Dwell Home Venice: Part 5

By Michael Sylvester
In this series, Sebastian Mariscal designs a home in Venice, California, that brings the outside in. We track the project from start to finish with future resident Michael Sylvester. Part 5, June 2011: Deconstruction and Site Preparation. Deconstruction precedes construction as we dismantle an old cottage to make way for our new home.

We have our demolition permit from the city and so now it's time to deconstruct the existing cottage that is on the site. 

Deconstructing at a rapid pace.

With deconstruction our plan is to take the house apart (instead of demolishing it) and donate the reclaimed materials to The ReUse People who will then sell and distribute them to the public. For this purpose, we retained an expert deconstruction dppraiser, Floyd Sparks from Property Pros. Floyd took an hour to inspect the little cottage and make notes on the types of construction and any fixtures and fittings that were going to be donated.
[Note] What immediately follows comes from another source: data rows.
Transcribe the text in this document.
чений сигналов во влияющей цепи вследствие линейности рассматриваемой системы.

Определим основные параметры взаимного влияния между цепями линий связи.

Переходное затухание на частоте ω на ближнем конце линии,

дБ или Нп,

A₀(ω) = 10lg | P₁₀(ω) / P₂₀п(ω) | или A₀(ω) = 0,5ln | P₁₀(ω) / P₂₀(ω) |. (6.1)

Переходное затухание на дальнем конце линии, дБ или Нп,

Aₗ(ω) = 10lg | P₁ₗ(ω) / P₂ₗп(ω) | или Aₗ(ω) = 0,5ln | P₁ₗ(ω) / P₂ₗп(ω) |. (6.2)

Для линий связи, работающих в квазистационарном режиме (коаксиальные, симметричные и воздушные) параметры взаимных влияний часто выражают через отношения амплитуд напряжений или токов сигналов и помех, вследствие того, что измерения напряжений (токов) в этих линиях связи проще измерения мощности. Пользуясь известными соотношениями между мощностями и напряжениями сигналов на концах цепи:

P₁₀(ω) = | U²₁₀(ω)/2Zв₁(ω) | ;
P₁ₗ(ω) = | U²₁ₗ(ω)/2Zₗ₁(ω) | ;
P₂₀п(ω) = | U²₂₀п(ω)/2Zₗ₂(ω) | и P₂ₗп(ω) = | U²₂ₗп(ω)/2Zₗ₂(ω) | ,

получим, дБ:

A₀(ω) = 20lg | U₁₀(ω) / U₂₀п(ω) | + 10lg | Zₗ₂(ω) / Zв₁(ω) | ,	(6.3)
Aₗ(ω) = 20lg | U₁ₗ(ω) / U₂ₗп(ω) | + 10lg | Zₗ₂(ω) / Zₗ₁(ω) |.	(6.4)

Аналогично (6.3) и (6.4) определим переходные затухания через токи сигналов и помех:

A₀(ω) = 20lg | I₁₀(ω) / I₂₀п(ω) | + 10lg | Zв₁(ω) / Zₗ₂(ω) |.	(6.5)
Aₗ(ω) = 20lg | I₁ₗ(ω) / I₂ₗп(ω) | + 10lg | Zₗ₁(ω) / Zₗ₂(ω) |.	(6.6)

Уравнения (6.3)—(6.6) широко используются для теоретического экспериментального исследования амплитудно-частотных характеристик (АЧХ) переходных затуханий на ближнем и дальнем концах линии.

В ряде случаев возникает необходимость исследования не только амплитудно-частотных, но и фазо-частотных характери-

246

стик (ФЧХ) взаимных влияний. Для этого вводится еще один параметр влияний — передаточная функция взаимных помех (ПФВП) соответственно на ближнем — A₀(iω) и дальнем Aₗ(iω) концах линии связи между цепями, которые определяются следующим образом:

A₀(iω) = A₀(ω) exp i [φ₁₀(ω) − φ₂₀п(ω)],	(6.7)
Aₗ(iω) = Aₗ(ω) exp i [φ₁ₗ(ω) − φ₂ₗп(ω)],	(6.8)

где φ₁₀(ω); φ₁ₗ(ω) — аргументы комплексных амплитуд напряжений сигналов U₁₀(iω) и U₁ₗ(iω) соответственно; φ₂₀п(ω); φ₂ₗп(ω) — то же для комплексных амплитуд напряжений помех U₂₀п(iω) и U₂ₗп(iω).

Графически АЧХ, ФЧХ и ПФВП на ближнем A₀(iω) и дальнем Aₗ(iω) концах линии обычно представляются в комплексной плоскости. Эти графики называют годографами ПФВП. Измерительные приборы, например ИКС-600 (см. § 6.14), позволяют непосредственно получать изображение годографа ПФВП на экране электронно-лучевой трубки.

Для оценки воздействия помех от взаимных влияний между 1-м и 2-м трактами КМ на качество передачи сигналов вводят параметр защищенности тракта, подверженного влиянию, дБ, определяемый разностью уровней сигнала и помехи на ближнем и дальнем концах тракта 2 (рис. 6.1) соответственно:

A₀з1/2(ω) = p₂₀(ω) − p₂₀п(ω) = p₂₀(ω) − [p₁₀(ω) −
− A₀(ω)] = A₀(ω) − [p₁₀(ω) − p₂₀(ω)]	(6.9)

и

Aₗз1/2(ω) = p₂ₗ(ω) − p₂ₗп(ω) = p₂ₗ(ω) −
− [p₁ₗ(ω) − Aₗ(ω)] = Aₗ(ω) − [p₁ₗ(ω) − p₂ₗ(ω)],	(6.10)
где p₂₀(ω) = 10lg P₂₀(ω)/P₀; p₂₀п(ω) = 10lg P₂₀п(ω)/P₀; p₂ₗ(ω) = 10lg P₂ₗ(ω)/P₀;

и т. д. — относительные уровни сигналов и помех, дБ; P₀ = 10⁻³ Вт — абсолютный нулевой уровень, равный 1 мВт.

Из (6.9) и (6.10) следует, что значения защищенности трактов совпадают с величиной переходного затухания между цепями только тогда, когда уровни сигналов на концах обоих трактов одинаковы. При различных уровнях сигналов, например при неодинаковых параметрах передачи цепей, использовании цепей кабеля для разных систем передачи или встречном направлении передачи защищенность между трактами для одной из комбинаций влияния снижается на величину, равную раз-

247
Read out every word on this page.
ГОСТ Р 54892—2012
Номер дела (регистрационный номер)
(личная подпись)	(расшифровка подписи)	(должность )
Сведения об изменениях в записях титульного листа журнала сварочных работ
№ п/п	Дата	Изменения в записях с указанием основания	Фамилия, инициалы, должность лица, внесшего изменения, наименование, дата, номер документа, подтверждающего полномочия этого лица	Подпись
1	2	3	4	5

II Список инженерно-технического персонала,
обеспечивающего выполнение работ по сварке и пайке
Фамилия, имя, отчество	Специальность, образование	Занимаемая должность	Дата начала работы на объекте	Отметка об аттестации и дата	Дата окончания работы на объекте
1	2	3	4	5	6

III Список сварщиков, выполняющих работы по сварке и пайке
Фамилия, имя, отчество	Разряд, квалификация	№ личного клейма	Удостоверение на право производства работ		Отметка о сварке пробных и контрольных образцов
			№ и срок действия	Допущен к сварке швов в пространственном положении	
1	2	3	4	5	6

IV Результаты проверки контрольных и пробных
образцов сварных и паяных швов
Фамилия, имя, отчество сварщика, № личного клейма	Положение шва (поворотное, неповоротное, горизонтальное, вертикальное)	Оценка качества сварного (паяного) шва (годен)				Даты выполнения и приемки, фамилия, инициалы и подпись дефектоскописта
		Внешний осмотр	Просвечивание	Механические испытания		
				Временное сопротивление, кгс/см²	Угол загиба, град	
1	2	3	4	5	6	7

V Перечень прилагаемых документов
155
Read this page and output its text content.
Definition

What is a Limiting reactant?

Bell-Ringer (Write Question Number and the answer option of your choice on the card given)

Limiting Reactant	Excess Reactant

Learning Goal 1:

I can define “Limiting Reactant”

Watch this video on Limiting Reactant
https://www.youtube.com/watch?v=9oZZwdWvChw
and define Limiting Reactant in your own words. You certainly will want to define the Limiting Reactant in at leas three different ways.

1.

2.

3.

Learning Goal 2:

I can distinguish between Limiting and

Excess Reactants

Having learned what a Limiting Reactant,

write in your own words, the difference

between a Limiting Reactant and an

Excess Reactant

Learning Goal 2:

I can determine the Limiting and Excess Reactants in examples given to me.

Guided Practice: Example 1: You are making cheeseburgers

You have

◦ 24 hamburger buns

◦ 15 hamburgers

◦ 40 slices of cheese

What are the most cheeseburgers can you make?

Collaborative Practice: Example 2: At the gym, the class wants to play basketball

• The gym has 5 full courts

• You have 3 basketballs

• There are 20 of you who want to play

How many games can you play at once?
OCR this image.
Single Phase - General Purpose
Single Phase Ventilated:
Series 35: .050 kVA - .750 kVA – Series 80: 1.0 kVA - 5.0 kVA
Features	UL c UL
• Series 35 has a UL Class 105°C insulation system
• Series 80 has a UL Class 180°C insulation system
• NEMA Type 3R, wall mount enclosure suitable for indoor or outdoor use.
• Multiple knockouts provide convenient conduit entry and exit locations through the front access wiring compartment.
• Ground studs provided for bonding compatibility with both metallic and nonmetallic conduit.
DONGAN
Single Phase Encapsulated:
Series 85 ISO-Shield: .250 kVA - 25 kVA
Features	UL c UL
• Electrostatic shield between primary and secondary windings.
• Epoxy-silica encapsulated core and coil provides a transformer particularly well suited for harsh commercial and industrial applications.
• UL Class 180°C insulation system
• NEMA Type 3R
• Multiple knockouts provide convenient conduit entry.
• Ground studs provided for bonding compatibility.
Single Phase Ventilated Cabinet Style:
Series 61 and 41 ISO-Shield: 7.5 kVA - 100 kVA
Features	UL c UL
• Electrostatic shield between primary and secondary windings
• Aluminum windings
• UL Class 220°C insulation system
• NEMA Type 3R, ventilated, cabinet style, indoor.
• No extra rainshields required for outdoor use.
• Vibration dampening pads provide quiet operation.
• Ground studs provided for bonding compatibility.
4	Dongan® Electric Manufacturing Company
For example, we donated the kitchen appliances since we would not be using these in the new home. 

The windows have been removed and most of the roof is now dismantled. Next the hardwood floors will be gently lifted.

The final value of the donated materials is calculated after the items are delivered to The ReUse People. This determines the tax deduction we will receive for the donation. However, Floyd was able to give us a general idea of the donation cost per square foot up front. Once the final appraisal is completed we will receive the important IRS form 8283 (non-cash charitable contributions) which will have signatures from both the The ReUse People non -profit and the appraiser.

Windows, doors and cabinets are stacked on the driveway. Lumber is sorted into piles according to size and type. The large front yard acts as a staging area.

For the physical deconstruction we’ve hired Duncan Elliott from RER, Inc. Duncan does both traditional "wrecking ball" demolition and also deconstruction, so he can look after the parts of our site that cannot be salvaged, such as digging up a concrete driveway and also the gentle removal of hardwood floors so they can be reused.

Sorted lumber ready for collection.

The electrical meter and fuse box is attached to the last piece of house standing. Soon the electrician will disconnect these and install a temporary power pole at the perimeter of the job site, then this final piece of house will be removed.

Our biggest frustration with this phase of our project was with the gas company who took over two weeks to disconnect the gas service at the street. All of our other utilities were disconnected and removed within 48 hours of our request. The gas company shut off service promptly but would not come out and disconnect and cap the service at the street. Until this was done we could not start the deconstruction process.

The cleared site after everything has been removed. No more cottage. Note the protective fence around the pine tree in the background.